Now, the good part: with our shipyards being in a bad way, one of the Korean megashipyard conglomerates, who can build damn fine ships damn fast, bought the Philadelphia shipyard, one of the only 3 (!) American shipyards that can build merchant ships. 
 Well, for values of 'American.'  It was owned by a billionaire family of Norwegians as one of their several shipyards globally, then spun off with the usual shell games that bankers get all on about... but still owned by Europeans, titles aside. Like most of our shipyards. Newport News is BAE, the Brits. Great Lakes has Fincatieri, Italian. Philly had Norway, now Korea. You get the idea. 

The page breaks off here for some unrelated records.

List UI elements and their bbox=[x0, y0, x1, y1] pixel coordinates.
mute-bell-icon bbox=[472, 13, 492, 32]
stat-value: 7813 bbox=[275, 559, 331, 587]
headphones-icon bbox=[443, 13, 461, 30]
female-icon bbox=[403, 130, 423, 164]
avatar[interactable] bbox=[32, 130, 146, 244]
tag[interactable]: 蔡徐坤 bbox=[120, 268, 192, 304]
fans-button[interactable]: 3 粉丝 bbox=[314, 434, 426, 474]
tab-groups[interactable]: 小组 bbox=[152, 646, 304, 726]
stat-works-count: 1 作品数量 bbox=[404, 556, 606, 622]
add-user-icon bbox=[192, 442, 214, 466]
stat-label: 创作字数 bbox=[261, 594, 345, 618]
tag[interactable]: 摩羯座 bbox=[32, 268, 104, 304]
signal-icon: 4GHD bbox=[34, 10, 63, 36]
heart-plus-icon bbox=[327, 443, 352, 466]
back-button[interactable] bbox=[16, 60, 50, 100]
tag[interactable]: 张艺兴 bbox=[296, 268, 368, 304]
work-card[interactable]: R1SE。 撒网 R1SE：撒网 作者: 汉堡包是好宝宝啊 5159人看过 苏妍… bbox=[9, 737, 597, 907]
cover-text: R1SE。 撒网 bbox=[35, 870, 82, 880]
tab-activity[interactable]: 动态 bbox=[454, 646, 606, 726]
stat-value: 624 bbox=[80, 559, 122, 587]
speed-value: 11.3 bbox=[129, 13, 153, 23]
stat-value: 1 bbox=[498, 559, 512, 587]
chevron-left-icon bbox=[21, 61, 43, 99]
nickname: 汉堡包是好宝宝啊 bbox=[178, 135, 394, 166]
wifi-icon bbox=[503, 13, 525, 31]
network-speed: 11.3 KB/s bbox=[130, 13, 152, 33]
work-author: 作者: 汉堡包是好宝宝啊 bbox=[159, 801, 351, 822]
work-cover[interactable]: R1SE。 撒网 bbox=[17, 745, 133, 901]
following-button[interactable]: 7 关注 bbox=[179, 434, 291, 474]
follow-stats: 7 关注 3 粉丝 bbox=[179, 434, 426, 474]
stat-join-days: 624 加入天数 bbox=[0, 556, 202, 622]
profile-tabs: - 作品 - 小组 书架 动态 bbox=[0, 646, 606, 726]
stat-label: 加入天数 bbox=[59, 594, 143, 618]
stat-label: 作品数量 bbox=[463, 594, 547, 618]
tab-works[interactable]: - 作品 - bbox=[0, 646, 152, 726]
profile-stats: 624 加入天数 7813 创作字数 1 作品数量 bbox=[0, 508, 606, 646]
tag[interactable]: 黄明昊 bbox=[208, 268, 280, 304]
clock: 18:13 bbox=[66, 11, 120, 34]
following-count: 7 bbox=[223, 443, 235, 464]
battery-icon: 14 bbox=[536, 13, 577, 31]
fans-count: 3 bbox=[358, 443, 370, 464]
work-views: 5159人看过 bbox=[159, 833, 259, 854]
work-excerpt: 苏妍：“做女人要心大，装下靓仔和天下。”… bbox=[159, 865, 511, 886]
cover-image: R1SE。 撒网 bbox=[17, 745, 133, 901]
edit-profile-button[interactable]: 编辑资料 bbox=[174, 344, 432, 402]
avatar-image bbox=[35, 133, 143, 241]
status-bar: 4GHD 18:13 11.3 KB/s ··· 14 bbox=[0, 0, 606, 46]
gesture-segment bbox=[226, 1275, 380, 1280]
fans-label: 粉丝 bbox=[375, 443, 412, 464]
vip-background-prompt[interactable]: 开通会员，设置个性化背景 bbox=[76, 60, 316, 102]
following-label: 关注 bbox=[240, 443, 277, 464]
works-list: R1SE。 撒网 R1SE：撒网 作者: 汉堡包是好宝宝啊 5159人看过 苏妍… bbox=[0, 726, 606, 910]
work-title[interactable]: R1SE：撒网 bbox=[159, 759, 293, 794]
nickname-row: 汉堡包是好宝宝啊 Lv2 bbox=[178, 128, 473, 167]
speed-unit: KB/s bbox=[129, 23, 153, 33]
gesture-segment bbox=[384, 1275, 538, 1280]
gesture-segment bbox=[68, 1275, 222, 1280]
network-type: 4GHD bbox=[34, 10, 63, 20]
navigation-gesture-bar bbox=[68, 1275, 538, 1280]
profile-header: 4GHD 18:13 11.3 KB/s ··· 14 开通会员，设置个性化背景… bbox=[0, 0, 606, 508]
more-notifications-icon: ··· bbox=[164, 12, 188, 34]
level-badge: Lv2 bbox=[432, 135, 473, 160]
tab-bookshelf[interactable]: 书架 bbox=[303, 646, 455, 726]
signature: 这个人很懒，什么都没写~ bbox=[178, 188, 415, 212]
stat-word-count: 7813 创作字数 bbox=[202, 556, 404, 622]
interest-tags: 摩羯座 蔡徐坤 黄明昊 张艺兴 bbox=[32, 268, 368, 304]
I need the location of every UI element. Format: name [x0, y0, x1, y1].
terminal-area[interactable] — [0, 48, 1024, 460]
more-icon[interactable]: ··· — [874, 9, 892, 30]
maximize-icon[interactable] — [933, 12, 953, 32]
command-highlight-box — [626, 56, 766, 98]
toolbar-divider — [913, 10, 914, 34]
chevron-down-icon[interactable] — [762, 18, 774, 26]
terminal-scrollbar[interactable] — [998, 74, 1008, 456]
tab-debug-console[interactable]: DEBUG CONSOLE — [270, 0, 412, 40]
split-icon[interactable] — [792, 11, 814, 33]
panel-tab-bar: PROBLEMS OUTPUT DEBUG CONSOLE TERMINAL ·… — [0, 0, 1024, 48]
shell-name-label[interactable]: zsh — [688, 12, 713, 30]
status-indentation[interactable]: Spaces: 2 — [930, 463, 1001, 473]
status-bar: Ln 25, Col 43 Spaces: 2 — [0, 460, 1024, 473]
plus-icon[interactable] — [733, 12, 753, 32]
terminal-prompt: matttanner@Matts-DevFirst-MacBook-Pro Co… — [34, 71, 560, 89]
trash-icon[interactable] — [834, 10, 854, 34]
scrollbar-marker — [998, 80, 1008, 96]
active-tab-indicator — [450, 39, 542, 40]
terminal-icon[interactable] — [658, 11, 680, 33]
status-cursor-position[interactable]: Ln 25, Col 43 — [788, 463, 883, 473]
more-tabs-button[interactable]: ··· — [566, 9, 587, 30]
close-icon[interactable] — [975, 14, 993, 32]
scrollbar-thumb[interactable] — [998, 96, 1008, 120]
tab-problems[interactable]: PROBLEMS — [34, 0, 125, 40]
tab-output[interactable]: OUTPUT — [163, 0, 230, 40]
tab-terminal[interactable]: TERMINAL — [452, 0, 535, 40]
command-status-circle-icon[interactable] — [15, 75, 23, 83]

            But, Hanhwa Philly, now, is looking interesting. They're almost done with building 5 schoolships for our maritime academies, which double as disaster relief ships at need. After that I think they've got a couple of containerships on order for the Hawaii/ Alaska and Puerto Rico Jones Act service. 
    Hanhwa, on sealing the deal, is gonna throw 8 figures into modernizing and expanding the yard, which means local jobs and vocational training for Americans, and immediately put orders for over a dozen ships on the books, including building the infrastructure and training to build Liquified Natural Gas carriers, something the US currently can't do. 
 This is huge. 
       Now, I have no idea if any of these ships will enter Jones Act service, although I assume some if not all will. More than anything else, it's the institutional knowledge that is the treasure here. Hanhwa is going to have to fly in experienced people to teach, and I'm ok with that. Aside from the international relations aspect, which has something to do with Korea wanting to cement ties and placate president Trump, it's also a good way to keep America invested in Korea's security too. 
 I hope Japan is watching.  
Anyways I'm much too retarded and willfully ignorant to really discuss such things at length. Still, it's a big step forward, and if we can put a boot on the insanely anti-American neocons' necks and enjoy the music they make trying to breathe, perhaps we'll be ok.